The donor noticed the change not long after he and his wife began making charitable contributions through a community foundation donor-advised fund. After the sale of a business, the two, who are nearly 70, put the proceeds in a DAF through which they now conduct some 60 percent of their charitable giving.
Charities, however, treat them differently when they give through their DAF, they have found. It’s as if groups assume they don’t want a relationship.
“We do want stewardship,” says the donor, who spoke on condition of anonymity. “But it’s surprising how many organizations seem to say to themselves, ‘OK, that came from a community foundation. There’s no point in sending the annual report, no point sending the invitation, because it’s going to go into the round file.’”
This experience illustrates an all-too-common disconnect between DAF donors and the charities they support. DAFs, which donors praise as an easy way to funnel cash to nonprofits, aren’t always great at passing along information.
This speaks in part to the rapid rise of the DAF industry and less-than-ideal technology and digital interfaces, says Melissa Bank Stepno, CEO of the Helen Brown Group, a prospect-research consultancy. “It’s more of a systems issue; the industry has not yet caught up.”
The digital interface for donors is particularly important, and the default settings for anonymity vary by sponsor. Sixty percent of more than 120 sponsors surveyed by the DAF Research Collaborative set the default so that receiving charities do not get donors’ contact information. Thirty-five percent send only the individual fund name.
Donors who click a box to request anonymity often want only to deflect public recognition. They may not realize that their name will be withheld from the charity, says Danielle Vance-McMullen, a DePaul University expert on donor behavior and fundraising. “Some DAF donors are giving anonymously because they are confused.”

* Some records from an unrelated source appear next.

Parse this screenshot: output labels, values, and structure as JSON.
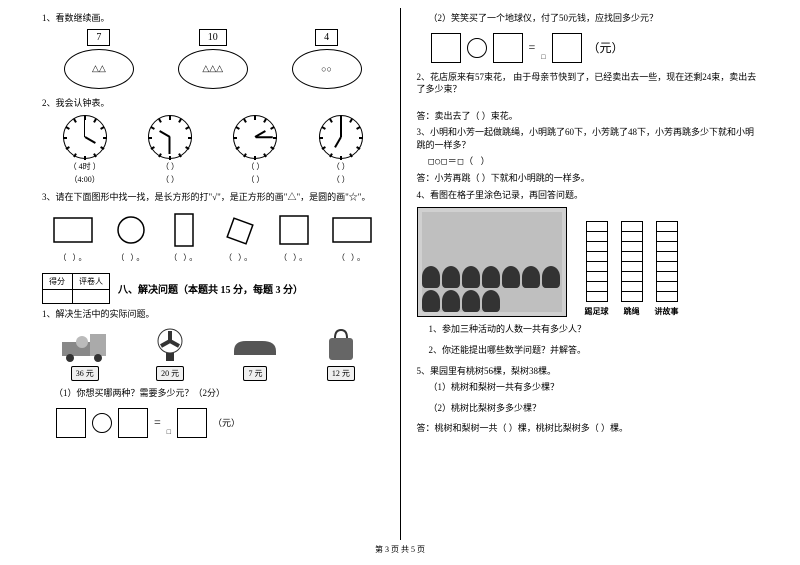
{
  "footer": "第 3 页 共 5 页",
  "left": {
    "q1": {
      "title": "1、看数继续画。",
      "items": [
        {
          "num": "7",
          "drawn": "△△"
        },
        {
          "num": "10",
          "drawn": "△△△"
        },
        {
          "num": "4",
          "drawn": "○○"
        }
      ]
    },
    "q2": {
      "title": "2、我会认钟表。",
      "clocks": [
        {
          "hourDeg": 120,
          "minDeg": 0,
          "label1": "（ 4时 ）",
          "label2": "（4:00）"
        },
        {
          "hourDeg": 300,
          "minDeg": 180,
          "label1": "（        ）",
          "label2": "（        ）"
        },
        {
          "hourDeg": 60,
          "minDeg": 90,
          "label1": "（        ）",
          "label2": "（        ）"
        },
        {
          "hourDeg": 210,
          "minDeg": 0,
          "label1": "（        ）",
          "label2": "（        ）"
        }
      ],
      "tick_count": 12
    },
    "q3": {
      "title": "3、请在下面图形中找一找，是长方形的打\"√\"，是正方形的画\"△\"，是圆的画\"☆\"。",
      "paren": "（        ）。"
    },
    "section8": {
      "score_labels": [
        "得分",
        "评卷人"
      ],
      "title": "八、解决问题（本题共 15 分，每题 3 分）"
    },
    "q_solve": {
      "title": "1、解决生活中的实际问题。",
      "products": [
        {
          "icon_name": "truck-icon",
          "price": "36 元"
        },
        {
          "icon_name": "fan-icon",
          "price": "20 元"
        },
        {
          "icon_name": "shoe-icon",
          "price": "7 元"
        },
        {
          "icon_name": "bag-icon",
          "price": "12 元"
        }
      ],
      "sub1": "（1）你想买哪两种？需要多少元？（2分）",
      "unit": "（元）"
    }
  },
  "right": {
    "q_sub2": {
      "text": "（2）笑笑买了一个地球仪，付了50元钱，应找回多少元？",
      "unit": "（元）"
    },
    "q2": {
      "text": "2、花店原来有57束花，  由于母亲节快到了，已经卖出去一些，现在还剩24束，卖出去了多少束？",
      "ans": "答：卖出去了（    ）束花。"
    },
    "q3": {
      "text": "3、小明和小芳一起做跳绳，小明跳了60下，小芳跳了48下，小芳再跳多少下就和小明跳的一样多？",
      "eq": "□○□＝□（  ）",
      "ans": "答：小芳再跳（    ）下就和小明跳的一样多。"
    },
    "q4": {
      "text": "4、看图在格子里涂色记录，再回答问题。",
      "bars": [
        {
          "label": "踢足球",
          "cells": 8
        },
        {
          "label": "跳绳",
          "cells": 8
        },
        {
          "label": "讲故事",
          "cells": 8
        }
      ],
      "kids_count": 11,
      "s1": "1、参加三种活动的人数一共有多少人？",
      "s2": "2、你还能提出哪些数学问题？并解答。"
    },
    "q5": {
      "text": "5、果园里有桃树56棵，梨树38棵。",
      "s1": "（1）桃树和梨树一共有多少棵？",
      "s2": "（2）桃树比梨树多多少棵？",
      "ans": "答：桃树和梨树一共（      ）棵，桃树比梨树多（      ）棵。"
    }
  }
}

Some DAF donors are giving anonymously because they are confused.
Nonprofits share in at least some of the blame for miscommunication. DAF sponsors send gifts via a host of methods — check, electronic fund transfers, bank wires, and more. A donor’s name and contact information is included in different, often less-than-obvious places — such as a wire transfer note that the bank doesn’t forward to the organization. Some gift-processing officials don’t know where to look or even have time, Vance-McMullen says.
“Gift-entry people are not as well trained as they could be on donor-advised fund gifts,” she adds. “And so information is actually there, but it’s not getting recorded.”
The disconnect means it’s difficult to calculate the rate at which DAF donors are intentionally making gifts anonymously — a common complaint about the giving vehicles. An analysis from the DAF Research Collaborative suggests that fewer than 5 percent of DAF transactions are made with the intent of hiding the donor’s name. But the number of gifts that are de facto anonymous upon arrival is likely much higher, says Daniel Heist, a Brigham Young University scholar who leads the collaborative with Vance-Mullen.
The collaborative has done extensive interviews with DAF donors and fundraisers to understand the information disconnects. It’s putting together a fundraiser “wish list” for DAF sponsors, but it’s also creating a training to help development offices decipher DAF gift paperwork.
“We’re all going through this learning curve,” Heist says.